Gun control measures pass Senate committee, assault weaspons vote delayed


Sen. Dianne Feinstein (D-Calif.) speaks at a press conference on Capitol Hill on January 24, 2013 in Washington, DC. House and Senate Democrats where joined by law enforcement officials to introduce the "Assault Weapons Ban of 2013" legislation to ban assault style weapons and high capacity magazines.



Two gun control measures are headed to the Senate in what could be a precursor for larger debate over assault weapons as parties grapple over Second Amendment rights.

The Senate Judiciary Committee approved mandatory background checks and increased funding for school security today, but postponed a vote on an assault weapons ban, The New York Times reported.

The assault weapons vote was suspended until Thursday because sponsor Sen.
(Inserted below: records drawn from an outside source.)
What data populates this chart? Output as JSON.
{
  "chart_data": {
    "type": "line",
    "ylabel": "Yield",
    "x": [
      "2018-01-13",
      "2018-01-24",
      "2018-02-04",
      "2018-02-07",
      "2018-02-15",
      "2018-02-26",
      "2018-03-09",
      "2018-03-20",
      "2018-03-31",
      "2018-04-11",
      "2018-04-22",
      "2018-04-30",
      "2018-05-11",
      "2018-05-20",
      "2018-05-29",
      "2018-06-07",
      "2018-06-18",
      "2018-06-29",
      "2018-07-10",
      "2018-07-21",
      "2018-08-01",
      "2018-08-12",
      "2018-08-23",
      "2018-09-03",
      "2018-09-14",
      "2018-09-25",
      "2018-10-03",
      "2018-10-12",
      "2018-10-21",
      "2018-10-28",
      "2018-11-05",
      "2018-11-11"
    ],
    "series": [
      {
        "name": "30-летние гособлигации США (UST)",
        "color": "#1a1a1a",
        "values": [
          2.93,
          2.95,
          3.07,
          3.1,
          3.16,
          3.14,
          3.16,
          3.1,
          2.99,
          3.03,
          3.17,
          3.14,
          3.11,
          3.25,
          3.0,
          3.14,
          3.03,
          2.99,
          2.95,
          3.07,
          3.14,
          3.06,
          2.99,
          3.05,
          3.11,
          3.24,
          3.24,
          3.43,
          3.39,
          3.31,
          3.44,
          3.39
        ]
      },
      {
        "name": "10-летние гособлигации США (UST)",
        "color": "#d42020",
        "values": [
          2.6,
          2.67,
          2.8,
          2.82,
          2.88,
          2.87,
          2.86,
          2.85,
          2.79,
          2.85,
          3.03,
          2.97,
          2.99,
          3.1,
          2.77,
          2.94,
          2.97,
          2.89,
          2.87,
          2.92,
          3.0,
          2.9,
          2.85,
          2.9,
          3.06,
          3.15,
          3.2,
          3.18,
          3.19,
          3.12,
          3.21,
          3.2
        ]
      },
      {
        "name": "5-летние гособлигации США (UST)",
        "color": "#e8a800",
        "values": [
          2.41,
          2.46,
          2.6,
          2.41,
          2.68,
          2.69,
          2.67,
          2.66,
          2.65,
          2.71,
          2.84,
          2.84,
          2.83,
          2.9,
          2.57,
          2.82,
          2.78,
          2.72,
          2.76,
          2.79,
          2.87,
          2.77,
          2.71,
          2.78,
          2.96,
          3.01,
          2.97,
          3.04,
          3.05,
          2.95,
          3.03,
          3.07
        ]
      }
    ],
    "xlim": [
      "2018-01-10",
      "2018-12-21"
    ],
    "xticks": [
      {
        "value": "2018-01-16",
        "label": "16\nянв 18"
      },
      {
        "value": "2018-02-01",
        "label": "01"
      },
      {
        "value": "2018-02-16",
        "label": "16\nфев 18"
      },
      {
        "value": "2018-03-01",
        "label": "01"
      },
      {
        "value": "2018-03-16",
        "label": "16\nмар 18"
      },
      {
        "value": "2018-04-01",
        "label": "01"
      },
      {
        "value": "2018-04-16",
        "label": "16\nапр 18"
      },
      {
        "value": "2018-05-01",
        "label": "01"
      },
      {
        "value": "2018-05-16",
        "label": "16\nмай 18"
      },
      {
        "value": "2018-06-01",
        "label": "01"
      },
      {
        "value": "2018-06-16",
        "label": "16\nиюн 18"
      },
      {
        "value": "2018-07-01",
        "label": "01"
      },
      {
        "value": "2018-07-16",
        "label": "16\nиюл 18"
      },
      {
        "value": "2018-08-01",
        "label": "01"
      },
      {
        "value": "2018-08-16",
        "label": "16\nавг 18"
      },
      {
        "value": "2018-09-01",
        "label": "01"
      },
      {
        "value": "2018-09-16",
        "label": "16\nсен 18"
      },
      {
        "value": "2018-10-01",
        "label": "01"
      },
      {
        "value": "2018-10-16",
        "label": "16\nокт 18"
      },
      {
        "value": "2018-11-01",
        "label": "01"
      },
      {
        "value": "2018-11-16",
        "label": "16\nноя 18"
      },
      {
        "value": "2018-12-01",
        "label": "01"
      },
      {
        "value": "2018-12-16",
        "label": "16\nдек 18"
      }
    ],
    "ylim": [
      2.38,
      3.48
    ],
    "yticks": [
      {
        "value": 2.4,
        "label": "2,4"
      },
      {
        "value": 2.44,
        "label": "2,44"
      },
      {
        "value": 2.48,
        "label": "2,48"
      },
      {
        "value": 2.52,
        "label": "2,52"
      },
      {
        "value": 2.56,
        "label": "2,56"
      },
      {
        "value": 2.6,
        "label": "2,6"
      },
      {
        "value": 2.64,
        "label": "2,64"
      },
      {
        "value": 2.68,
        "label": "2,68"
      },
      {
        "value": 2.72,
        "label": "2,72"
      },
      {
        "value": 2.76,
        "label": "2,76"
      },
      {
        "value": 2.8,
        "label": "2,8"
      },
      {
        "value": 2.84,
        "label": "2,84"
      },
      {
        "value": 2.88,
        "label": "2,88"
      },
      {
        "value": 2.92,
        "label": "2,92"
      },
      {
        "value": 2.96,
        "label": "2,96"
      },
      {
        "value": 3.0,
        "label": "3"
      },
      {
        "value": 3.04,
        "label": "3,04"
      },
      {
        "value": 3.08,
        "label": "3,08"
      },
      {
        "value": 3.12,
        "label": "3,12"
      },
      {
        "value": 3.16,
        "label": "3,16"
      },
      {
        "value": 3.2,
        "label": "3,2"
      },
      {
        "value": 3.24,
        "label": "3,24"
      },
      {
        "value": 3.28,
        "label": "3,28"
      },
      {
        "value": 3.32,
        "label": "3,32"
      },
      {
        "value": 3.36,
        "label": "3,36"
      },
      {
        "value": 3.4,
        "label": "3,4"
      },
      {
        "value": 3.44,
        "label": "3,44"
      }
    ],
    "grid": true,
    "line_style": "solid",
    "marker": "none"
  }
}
Dianne Feinstein (D-Calif.) was unable to attend.

If the first measure becomes law, it would expand background checks to private gun sales. It passed committee 10-8 along party lines.

According to Politico, states would also have access to national criminal background checks.

The committee also renewed grants for school security over the next decade and increased funding to $40 million from $30 million, the Times said.

More from GlobalPost: Feinstein optimistic about assault weapons ban

Democrats Sen. Chuck Schumer of New York and Sen. Joe Manchin (West Virginia) are now hoping to find Republicans to support a bipartisan version of the background check proposals.

“I remain optimistic we’ll be able to roll one out,” Schumer told Politico.

The assault weapons ban—which was on the books for 10 years before expiring in 2004—is likely to pass the committee along party lines, Reuters reported.

However, procedural blocks remain for the bills to become laws; the laws need 60 votes in the 100-member senate.